Ghana is grappling with a sharp resurgence in fuel prices, pushing the cost of petroleum products to unprecedented levels and reigniting a fierce national debate over the structure of fuel taxation. With petrol surpassing GH¢13 per liter and diesel exceeding GH¢17 per liter, consumers and industry are intensifying pressure on the government to provide immediate fiscal relief. This latest crisis is largely attributed to escalating geopolitical tensions in the Middle East, which have disrupted global oil markets and driven international benchmark prices, like Brent crude, well above the $70 per barrel range seen earlier in the year.

Key Stakeholders Demand Immediate Action

A coalition of powerful economic actors has issued stark warnings and formal demands, arguing that the current tax burden is unsustainable amid external shocks.

  • The Transport Sector’s Ultimatum: The Ghana Private Road Transport Union (GPRTU) has given the government a 48-hour ultimatum to reduce fuel taxes or face nationwide transport fare hikes. According to Samuel Amoah, Deputy Public Relations Officer of the GPRTU, rising operational costs have reached a breaking point, forcing transport operators to consider passing costs directly to commuters.
  • Industry’s Plea on the GH¢1 Levy: The Association of Ghana Industries (AGI), led by its President Mr. Kofi Nsiah-Poku, has called for the immediate repeal of the GH¢1 per liter fuel levy introduced last year. The AGI argues that while the cedi’s recent appreciation had previously helped absorb costs, the current spike in global prices makes the levy an intolerable burden. They warn that continued imposition will compel industries to increase the prices of goods and services, fueling broader inflation. Former AGI President Dr. Humphrey Ayim-Darke echoed this sentiment during a parliamentary meeting with the minority caucus.
  • A Former Finance Minister’s Fiscal Argument: Dr. Mohammed Amin Adam, a former Finance Minister and Deputy Energy Minister, has injected a crucial fiscal perspective into the debate. Using specific data, he contends that a tax reduction is financially viable without harming the 2026 budget. He points out that the government’s budget forecasted crude oil at $76.22 per barrel for 2026, but actual prices in March 2026 have consistently been above $100. This discrepancy, he calculates, is generating an “additional windfall revenue of more than GH¢8 billion” this year from crude oil exports. Dr. Amin Adam argues on social media and in public discourse that this excess revenue can fully offset any shortfall from reduced fuel taxes, stating unequivocally: “A reduction in petroleum taxes will not impact the 2026 budget.”

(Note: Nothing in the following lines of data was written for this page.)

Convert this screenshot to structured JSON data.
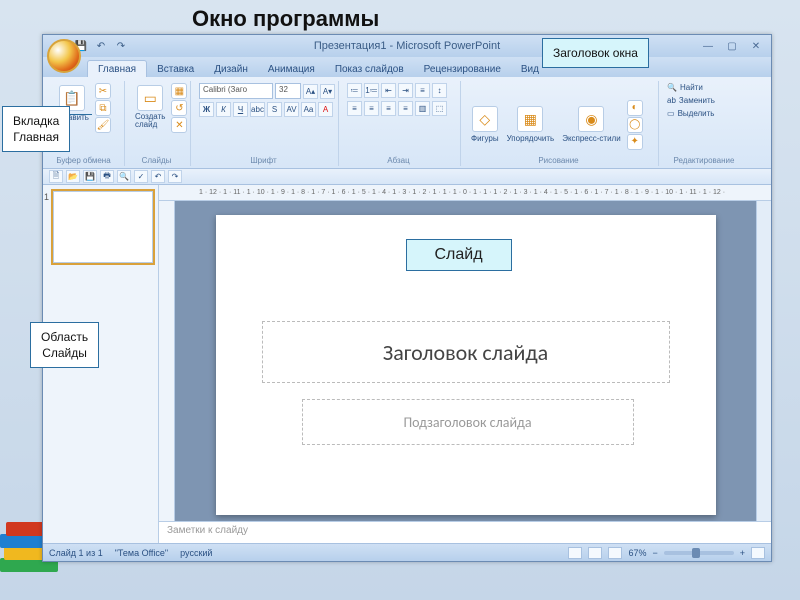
{
  "page_title": "Окно программы",
  "callouts": {
    "title_bar": "Заголовок окна",
    "tab_home": "Вкладка\nГлавная",
    "slides_pane": "Область\nСлайды",
    "slide": "Слайд"
  },
  "titlebar": {
    "title": "Презентация1 - Microsoft PowerPoint"
  },
  "tabs": [
    "Главная",
    "Вставка",
    "Дизайн",
    "Анимация",
    "Показ слайдов",
    "Рецензирование",
    "Вид"
  ],
  "ribbon": {
    "clipboard": {
      "title": "Буфер обмена",
      "paste": "Вставить"
    },
    "slides": {
      "title": "Слайды",
      "new_slide": "Создать\nслайд"
    },
    "font": {
      "title": "Шрифт",
      "font_name": "Calibri (Заго",
      "font_size": "32"
    },
    "paragraph": {
      "title": "Абзац"
    },
    "drawing": {
      "title": "Рисование",
      "shapes": "Фигуры",
      "arrange": "Упорядочить",
      "styles": "Экспресс-стили"
    },
    "editing": {
      "title": "Редактирование",
      "find": "Найти",
      "replace": "Заменить",
      "select": "Выделить"
    }
  },
  "ruler": "1 · 12 · 1 · 11 · 1 · 10 · 1 · 9 · 1 · 8 · 1 · 7 · 1 · 6 · 1 · 5 · 1 · 4 · 1 · 3 · 1 · 2 · 1 · 1 · 1 · 0 · 1 · 1 · 1 · 2 · 1 · 3 · 1 · 4 · 1 · 5 · 1 · 6 · 1 · 7 · 1 · 8 · 1 · 9 · 1 · 10 · 1 · 11 · 1 · 12 ·",
  "slide_canvas": {
    "title_placeholder": "Заголовок слайда",
    "subtitle_placeholder": "Подзаголовок слайда"
  },
  "notes_placeholder": "Заметки к слайду",
  "status": {
    "slide_info": "Слайд 1 из 1",
    "theme": "\"Тема Office\"",
    "lang": "русский",
    "zoom": "67%"
  }
}
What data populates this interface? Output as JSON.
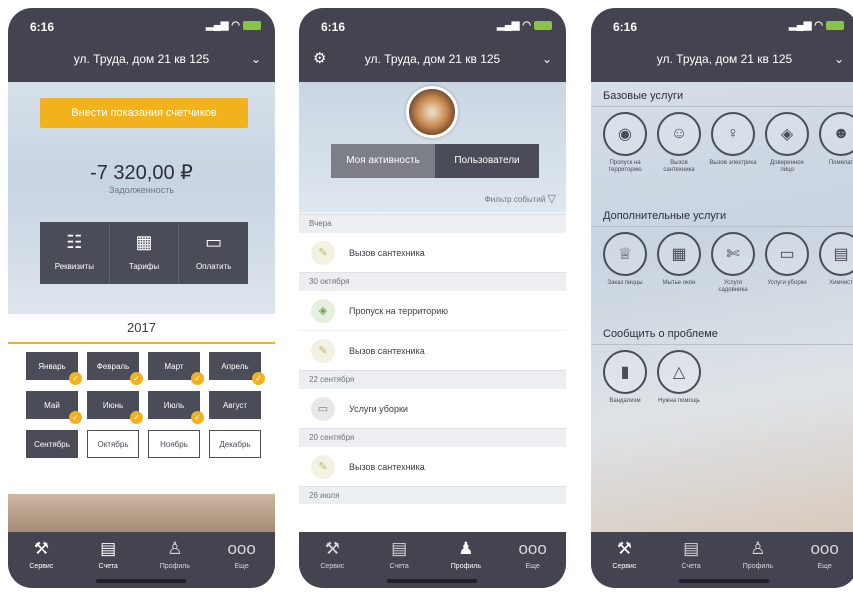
{
  "status": {
    "time": "6:16"
  },
  "header": {
    "address": "ул. Труда, дом 21 кв 125"
  },
  "tabbar": [
    {
      "label": "Сервис",
      "icon": "wrench-tools-icon"
    },
    {
      "label": "Счета",
      "icon": "invoice-icon"
    },
    {
      "label": "Профиль",
      "icon": "user-icon"
    },
    {
      "label": "Еще",
      "icon": "more-dots-icon"
    }
  ],
  "screen1": {
    "meter_button": "Внести показания счетчиков",
    "amount": "-7 320,00 ₽",
    "debt_label": "Задолженность",
    "quick_actions": [
      {
        "label": "Реквизиты",
        "icon": "requisites-icon"
      },
      {
        "label": "Тарифы",
        "icon": "calculator-icon"
      },
      {
        "label": "Оплатить",
        "icon": "wallet-icon"
      }
    ],
    "year": "2017",
    "months": [
      {
        "label": "Январь",
        "state": "filled",
        "checked": true
      },
      {
        "label": "Февраль",
        "state": "filled",
        "checked": true
      },
      {
        "label": "Март",
        "state": "filled",
        "checked": true
      },
      {
        "label": "Апрель",
        "state": "filled",
        "checked": true
      },
      {
        "label": "Май",
        "state": "filled",
        "checked": true
      },
      {
        "label": "Июнь",
        "state": "filled",
        "checked": true
      },
      {
        "label": "Июль",
        "state": "filled",
        "checked": true
      },
      {
        "label": "Август",
        "state": "filled",
        "checked": false
      },
      {
        "label": "Сентябрь",
        "state": "filled",
        "checked": false
      },
      {
        "label": "Октябрь",
        "state": "empty",
        "checked": false
      },
      {
        "label": "Ноябрь",
        "state": "empty",
        "checked": false
      },
      {
        "label": "Декабрь",
        "state": "empty",
        "checked": false
      }
    ]
  },
  "screen2": {
    "segments": [
      "Моя активность",
      "Пользователи"
    ],
    "filter_label": "Фильтр событий",
    "feed": [
      {
        "date": "Вчера",
        "items": [
          {
            "text": "Вызов сантехника",
            "icon": "wrench-icon"
          }
        ]
      },
      {
        "date": "30 октября",
        "items": [
          {
            "text": "Пропуск на территорию",
            "icon": "shield-icon"
          },
          {
            "text": "Вызов сантехника",
            "icon": "wrench-icon"
          }
        ]
      },
      {
        "date": "22 сентября",
        "items": [
          {
            "text": "Услуги уборки",
            "icon": "cleaning-icon"
          }
        ]
      },
      {
        "date": "20 сентября",
        "items": [
          {
            "text": "Вызов сантехника",
            "icon": "wrench-icon"
          }
        ]
      },
      {
        "date": "26 июля",
        "items": []
      }
    ]
  },
  "screen3": {
    "base_title": "Базовые услуги",
    "base": [
      {
        "label": "Пропуск на территорию",
        "icon": "shield-pass-icon"
      },
      {
        "label": "Вызов сантехника",
        "icon": "plumber-icon"
      },
      {
        "label": "Вызов электрика",
        "icon": "bulb-icon"
      },
      {
        "label": "Доверенное лицо",
        "icon": "trusted-person-icon"
      },
      {
        "label": "Помелат",
        "icon": "face-icon"
      }
    ],
    "extra_title": "Дополнительные услуги",
    "extra": [
      {
        "label": "Заказ пиццы",
        "icon": "chef-hat-icon"
      },
      {
        "label": "Мытье окон",
        "icon": "window-icon"
      },
      {
        "label": "Услуги садовника",
        "icon": "garden-icon"
      },
      {
        "label": "Услуги уборки",
        "icon": "cleaning-icon"
      },
      {
        "label": "Химчист",
        "icon": "dry-cleaning-icon"
      }
    ],
    "problem_title": "Сообщить о проблеме",
    "problem": [
      {
        "label": "Вандализм",
        "icon": "spray-can-icon"
      },
      {
        "label": "Нужна помощь",
        "icon": "warning-icon"
      }
    ]
  }
}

Expert Analysis: Taxes Erode Currency Gains

Economic experts are largely supporting the calls for a tax review, framing it as a necessary consumer protection measure against volatile global markets.

Professor Godfred Bokpin, an economist at the University of Ghana, agrees that the current high tax component on fuel is preventing Ghanaians from fully benefiting from the recent strengthening of the local currency. “The rise in fuel prices—especially the level of taxes—exacerbates inefficiencies and prevents consumers from fully benefiting from currency gains,” he explained. While he initially supported the GH¢1 levy during previous exchange rate pressures, he now asserts that the economic context has changed, making a reassessment critical. “Reducing or eliminating some of these levies could protect consumers from external shocks and help stabilize transportation and commodity prices,” Prof. Bokpin noted.

Government Signals Conditional Review

The government has not dismissed the concerns outright. Felix Kwakye Ofosu, a government spokesperson, has indicated that a review of fuel taxes and duties is possible if global oil price pressures become “undue” on consumers. However, he emphasized that any action would not be automatic; it would depend on the trajectory of geopolitical developments and their sustained impact on global oil prices. This suggests a monitoring stance rather than an immediate commitment to the sweeping tax cuts being demanded.

The Core Dilemma: Short-Term Relief vs. Fiscal Stability

At the heart of this public debate is a fundamental policy dilemma. On one side are compelling arguments for immediate consumer and industrial relief, backed by data showing unexpected windfall revenues from oil exports. Advocates like Dr. Amin Adam present a clear path: use the surplus from high-priced crude to offset lost tax revenue, thereby cushioning households and businesses without increasing the deficit.

On the other side lies the government’s cautious approach, which must balance urgent social pressures against long-term fiscal planning and revenue diversification goals. The introduction of the GH¢1 levy was itself a revenue mobilization measure. The government’s conditional language suggests it is weighing the persistence of the global price shock against the need to protect vulnerable populations and maintain industrial competitiveness.

As the Middle East conflict continues to influence global markets, all eyes are on Ghana’s fiscal authorities. The next steps—whether a targeted reduction, a full levy repeal, or maintaining the status quo—will have profound implications for inflation, transport costs, industrial output, and the government’s own revenue projections for the year. The convergence of pressure from transport unions, industry leaders, and respected economic voices creates a powerful current that the government will find difficult to ignore without a clear and data-driven counter-proposal.